A similar incident wiped out a sizable portion of the Palomar forest in 2007. Within 5 years, about half of the coniferous forest in San Diego County had been destroyed. Its recovery could take 100 years, provided that the precipitation will support regrowth. And therein lies what could be the heart of the catastrophe; the forest began to die long before the fires delivered the killing blow. High average rainfall totals made possible lush forests in what has essentially been a desert, yet the rainfall averages in the Palomar and Laguna Ranges had been declining for many years.
One might say that man has little control over how much rain falls, yet the trends all mirror what global warming science has been saying all along: the climate has been changing, and the results will be unpredictable, and possibly catastrophic. Nobody can lay all the blame for the Cedar Fire and the 2007 Poomacha Fire on global warming alone, and yet its effect cannot be ignored. The destruction of the Cuyamaca forest can be seen as direct circumstances of a climate that has been changing for some time. The images of blackened trees represent not just what we stand to lose but what we have already lost.
|A patch of the Cuyamaca forest spared from the fire.|
So, when Earth Day comes around, it’s good to say a word for the world we live in and celebrate nature. It’s also good to get out and go for a hike. However, it may be better to remember that we are not apart from the world, and what happens to it also happens to us. What we do also affects the planet, which is what we intend to pass on to subsequent generations. Much damage has been done and more damage is still to come. So, when Earth Day roles around, perhaps it is best to remember that the world we have built upon the Earth protects us, but it also insulates us, leaving us oblivious to the damage we do until a Cedar Fire comes along and punches us in the stomach.

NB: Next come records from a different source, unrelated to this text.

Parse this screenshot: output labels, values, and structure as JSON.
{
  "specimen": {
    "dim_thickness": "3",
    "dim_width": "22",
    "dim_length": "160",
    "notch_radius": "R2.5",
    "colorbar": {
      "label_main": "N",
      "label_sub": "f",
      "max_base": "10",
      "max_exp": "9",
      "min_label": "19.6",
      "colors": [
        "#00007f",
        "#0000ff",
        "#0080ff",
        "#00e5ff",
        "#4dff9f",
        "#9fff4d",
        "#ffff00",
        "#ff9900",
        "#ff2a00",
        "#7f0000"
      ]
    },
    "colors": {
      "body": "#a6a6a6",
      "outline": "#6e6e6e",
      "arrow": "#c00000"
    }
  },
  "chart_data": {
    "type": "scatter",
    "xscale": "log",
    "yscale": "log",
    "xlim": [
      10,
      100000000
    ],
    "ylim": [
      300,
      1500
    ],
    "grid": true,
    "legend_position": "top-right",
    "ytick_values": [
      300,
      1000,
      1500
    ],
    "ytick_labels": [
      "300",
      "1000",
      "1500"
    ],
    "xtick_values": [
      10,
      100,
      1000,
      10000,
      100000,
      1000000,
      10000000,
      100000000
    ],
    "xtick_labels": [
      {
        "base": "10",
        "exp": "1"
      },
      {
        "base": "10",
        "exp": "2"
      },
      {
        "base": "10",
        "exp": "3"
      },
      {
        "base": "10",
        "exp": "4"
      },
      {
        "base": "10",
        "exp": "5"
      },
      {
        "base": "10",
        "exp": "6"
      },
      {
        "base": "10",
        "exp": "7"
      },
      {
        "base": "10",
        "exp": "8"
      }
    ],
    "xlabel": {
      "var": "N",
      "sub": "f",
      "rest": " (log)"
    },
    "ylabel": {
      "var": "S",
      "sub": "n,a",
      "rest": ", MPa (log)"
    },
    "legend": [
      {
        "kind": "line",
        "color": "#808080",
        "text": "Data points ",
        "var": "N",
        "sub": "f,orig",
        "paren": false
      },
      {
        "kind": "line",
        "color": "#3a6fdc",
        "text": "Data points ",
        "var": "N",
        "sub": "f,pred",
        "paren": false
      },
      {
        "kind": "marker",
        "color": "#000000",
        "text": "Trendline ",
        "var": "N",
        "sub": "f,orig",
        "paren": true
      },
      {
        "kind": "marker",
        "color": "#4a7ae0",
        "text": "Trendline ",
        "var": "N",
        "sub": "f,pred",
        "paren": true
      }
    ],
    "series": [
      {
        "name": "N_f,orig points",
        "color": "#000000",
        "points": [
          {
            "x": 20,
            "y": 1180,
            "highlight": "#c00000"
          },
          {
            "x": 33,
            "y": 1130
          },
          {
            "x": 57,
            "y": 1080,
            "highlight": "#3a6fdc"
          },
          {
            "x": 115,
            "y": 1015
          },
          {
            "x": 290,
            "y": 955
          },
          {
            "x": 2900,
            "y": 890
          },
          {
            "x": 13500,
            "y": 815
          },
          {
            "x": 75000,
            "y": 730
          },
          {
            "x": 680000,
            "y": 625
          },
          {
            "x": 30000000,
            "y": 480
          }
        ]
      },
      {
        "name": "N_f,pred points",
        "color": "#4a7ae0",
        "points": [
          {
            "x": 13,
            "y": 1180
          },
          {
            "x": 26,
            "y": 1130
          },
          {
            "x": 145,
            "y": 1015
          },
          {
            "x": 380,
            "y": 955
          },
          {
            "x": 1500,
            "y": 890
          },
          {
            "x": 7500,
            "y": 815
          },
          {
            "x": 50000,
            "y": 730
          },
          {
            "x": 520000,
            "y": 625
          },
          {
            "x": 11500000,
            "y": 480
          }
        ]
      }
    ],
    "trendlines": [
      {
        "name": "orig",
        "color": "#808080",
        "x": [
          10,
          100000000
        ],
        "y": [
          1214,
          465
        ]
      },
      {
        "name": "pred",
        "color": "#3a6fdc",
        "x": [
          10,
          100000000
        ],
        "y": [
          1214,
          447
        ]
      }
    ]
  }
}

Instead of lamenting what is lost, however, the best hope may be to step out and love what is there. Develop a relationship. Learn about how and why the natural world works. In doing so, one does not just understand trees and rocks and flowers, one also begins to understand that life has a way, and this way creates beauty and miracles that have always incited awe. If we accept that what happens to the world also happens to us, we may avoid the Cedar Fires of the future, both literally and spiritually.